Recientemente, el Gobierno de España, a través de la Secretaría de Estado de Digitalización e Inteligencia Artificial, ha anunciado la puesta a disposición de una aplicación para teléfonos móviles para alertar de contagios. La misma puede ya descargarse gratuitamente, tras haber pasado una fase de prueba en la isla de la Gomera. Funciona a través de la conexión Bluetooth y, de forma anónima, detecta a otros terminales que están próximos durante al menos 15 minutos o a unos dos metros de distancia. Esa información se guarda anónimamente y si en un plazo determinado alguno de los contactos diera positivo de Covid-19, este podría dar su consentimiento para que se enviara entonces una notificación a todos los que hubieran estado en contacto con él.
Se trata de un instrumento que, si finalmente es usado por una mayoría de la ciudadanía, puede resultar útil para detectar y alertar a personas potencialmente contagiadas, facilitando así la labor de los rastreos manuales. Como es sabido, una de las claves para frenar la pandemia es la detección temprana de focos de contagio para aislarlos y contener así su difusión. De ahí que, a priori, debamos felicitarnos de este anuncio que parece que va en la buena dirección.
Ahora bien, por el momento, su operatividad depende de que las autoridades sanitarias autonómicas decidan si quieren integrar la aplicación conectándola con sus sistemas sanitarios. Del mismo modo, la Comisión Europea todavía está trabajando para ver cómo garantizar la interoperabilidad de las aplicaciones que están desarrollando los distintos países. Así las cosas, y sin poder entrar a valorar las dificultades tecnológicas que puedan existir al ser algo que escapa de mi conocimiento, no deja de causar una cierta perplejidad que el despliegue de esta aplicación de evidente relevancia para la salud pública dependa del voluntarismo autonómico y de la propia ciudadanía.
En relación con lo primero, por mucho que las comunidades autónomas tengan asumidas las competencias en materia de sanidad, el Ministerio de Sanidad, previo acuerdo del Consejo Interterritorial del Sistema Nacional de Salud, podría imponer como actuación coordinada que los sistemas sanitarios autonómicos usen la aplicación. Siquiera la hipótesis de que una comunidad pueda ir por libre, parece disparatada e inasumible en una situación como la actual. La misma lógica se proyecta a nivel europeo, donde la Comisión debe ser especialmente celosa para evitar incompatibilidades en el cruce de fronteras que el virus no conoce. No quiero decir que el modelo tenga que ser totalmente centralizado, pero al menos sí que hay que salvaguardar la interoperabilidad que permita integrar aplicaciones distintas, coordinarse e intercambiar la información necesaria. De hecho, este creo que es uno de los retos a los que se enfrenta la digitalización de nuestras administraciones en sus distintos niveles. Por ejemplo, no se comprende que los hospitales españoles, e incluso europeos, no estén conectados para dar acceso a los historiales clínicos completos de un paciente.

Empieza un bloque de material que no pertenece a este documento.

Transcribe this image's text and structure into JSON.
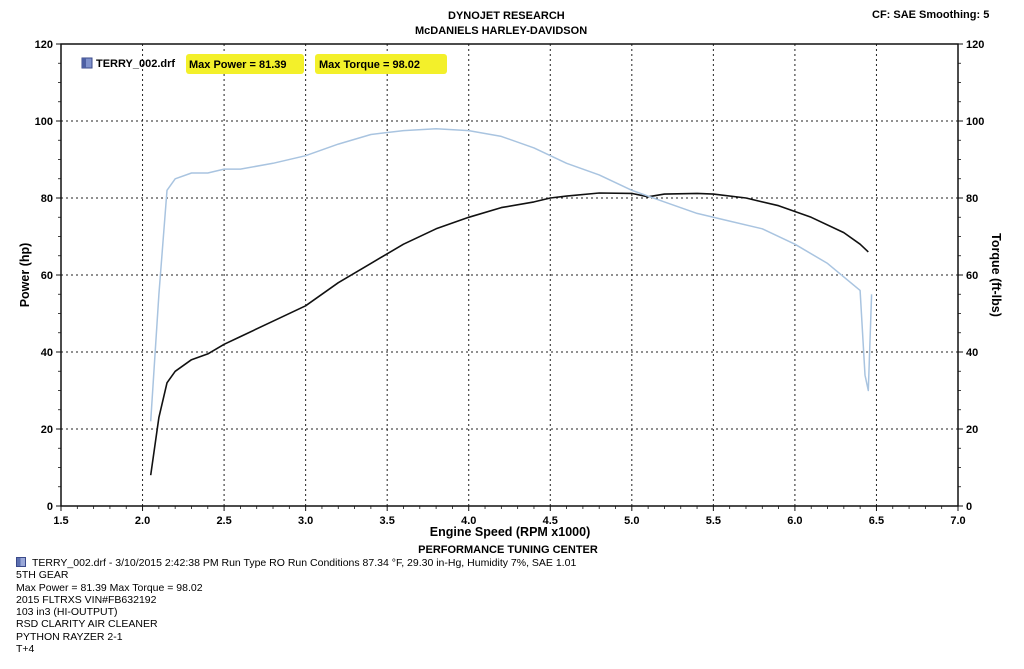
{
  "header": {
    "title": "DYNOJET RESEARCH",
    "subtitle": "McDANIELS HARLEY-DAVIDSON",
    "settings": "CF: SAE  Smoothing: 5",
    "footer_title": "PERFORMANCE TUNING CENTER"
  },
  "colors": {
    "power": "#111111",
    "torque": "#a9c4e0",
    "highlight": "#f3f02a",
    "grid": "#222222"
  },
  "chart_data": {
    "type": "line",
    "xlabel": "Engine Speed (RPM x1000)",
    "ylabel": "Power (hp)",
    "ylabel_right": "Torque (ft-lbs)",
    "xlim": [
      1.5,
      7.0
    ],
    "ylim": [
      0,
      120
    ],
    "y2lim": [
      0,
      120
    ],
    "x_ticks": [
      "1.5",
      "2.0",
      "2.5",
      "3.0",
      "3.5",
      "4.0",
      "4.5",
      "5.0",
      "5.5",
      "6.0",
      "6.5",
      "7.0"
    ],
    "y_ticks": [
      "0",
      "20",
      "40",
      "60",
      "80",
      "100",
      "120"
    ],
    "grid": true,
    "legend": {
      "run": "TERRY_002.drf",
      "max_power": "Max Power = 81.39",
      "max_torque": "Max Torque = 98.02",
      "placement": "top-left"
    },
    "series": [
      {
        "name": "Power (hp)",
        "axis": "left",
        "x": [
          2.05,
          2.1,
          2.15,
          2.2,
          2.3,
          2.4,
          2.5,
          2.6,
          2.8,
          3.0,
          3.2,
          3.4,
          3.6,
          3.8,
          4.0,
          4.2,
          4.4,
          4.5,
          4.6,
          4.8,
          5.0,
          5.1,
          5.2,
          5.4,
          5.5,
          5.7,
          5.9,
          6.1,
          6.3,
          6.4,
          6.45
        ],
        "values": [
          8,
          23,
          32,
          35,
          38,
          39.5,
          42,
          44,
          48,
          52,
          58,
          63,
          68,
          72,
          75,
          77.5,
          79,
          80,
          80.5,
          81.3,
          81.2,
          80.3,
          81,
          81.2,
          81,
          80,
          78,
          75,
          71,
          68,
          66
        ]
      },
      {
        "name": "Torque (ft-lbs)",
        "axis": "right",
        "x": [
          2.05,
          2.1,
          2.15,
          2.2,
          2.3,
          2.4,
          2.5,
          2.6,
          2.8,
          3.0,
          3.2,
          3.4,
          3.6,
          3.8,
          4.0,
          4.2,
          4.4,
          4.6,
          4.8,
          5.0,
          5.2,
          5.4,
          5.6,
          5.8,
          6.0,
          6.2,
          6.4,
          6.43,
          6.45,
          6.47
        ],
        "values": [
          22,
          55,
          82,
          85,
          86.5,
          86.5,
          87.5,
          87.5,
          89,
          91,
          94,
          96.5,
          97.5,
          98,
          97.5,
          96,
          93,
          89,
          86,
          82,
          79,
          76,
          74,
          72,
          68,
          63,
          56,
          34,
          30,
          55
        ]
      }
    ]
  },
  "footer": {
    "run_line": "TERRY_002.drf - 3/10/2015 2:42:38 PM  Run Type  RO  Run Conditions  87.34 °F, 29.30 in-Hg,  Humidity  7%, SAE  1.01",
    "lines": [
      "5TH GEAR",
      "Max Power = 81.39  Max Torque = 98.02",
      "2015 FLTRXS VIN#FB632192",
      "103 in3 (HI-OUTPUT)",
      "RSD CLARITY AIR CLEANER",
      "PYTHON RAYZER 2-1",
      "T+4"
    ]
  }
}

Asimismo, también llama la atención que se haya configurado como una aplicación de uso voluntario por los ciudadanos. Si su eficacia depende de su uso generalizado, ¿por qué no imponer un deber legal de que en todo móvil que disponga de esa tecnología deba instalarse la misma y de que, una vez conocido el contagio, se comunique anónimamente a todos los contactos? El Decreto-ley 21/2020, de 9 de junio, ya reconoce la Covid-19 como una enfermedad de declaración obligatoria urgente y se impone a todos centros públicos y privados la obligación de facilitar a las autoridades de salud pública los datos necesarios para el seguimiento y vigilancia epidemiológica. Sería cuestión de ampliar estos deberes a los propios ciudadanos, para lo cual se podría haber tramitado por vía de urgencia la correspondiente ley. Algo que además habría facilitado que se hubiera dado un debate parlamentario sobre la cuestión, como ha ocurrido en otros países.
La imposición de este deber no creo que resultara desproporcionada ya que, según nos dicen, la aplicación garantiza en todo momento el anonimato, de tal forma que no se verían comprometidos datos personales al no poder identificarse a las personas.
En todo caso, como reflexión final podemos destacar cómo el mundo actual nos exige estar atentos para lograr un necesario equilibrio entre las exigencias de seguridad –en este caso de salud pública– y la garantía de la libertad. Las tecnologías abren hoy grandes posibilidades, pero también riesgos que exigen debates sociales, con indudable dimensión ética y también jurídica. La dirección del progreso nos la deben dar nuestros valores, que reconocemos como sociedad y plasmamos jurídicamente, y no las posibilidades tecnológicas.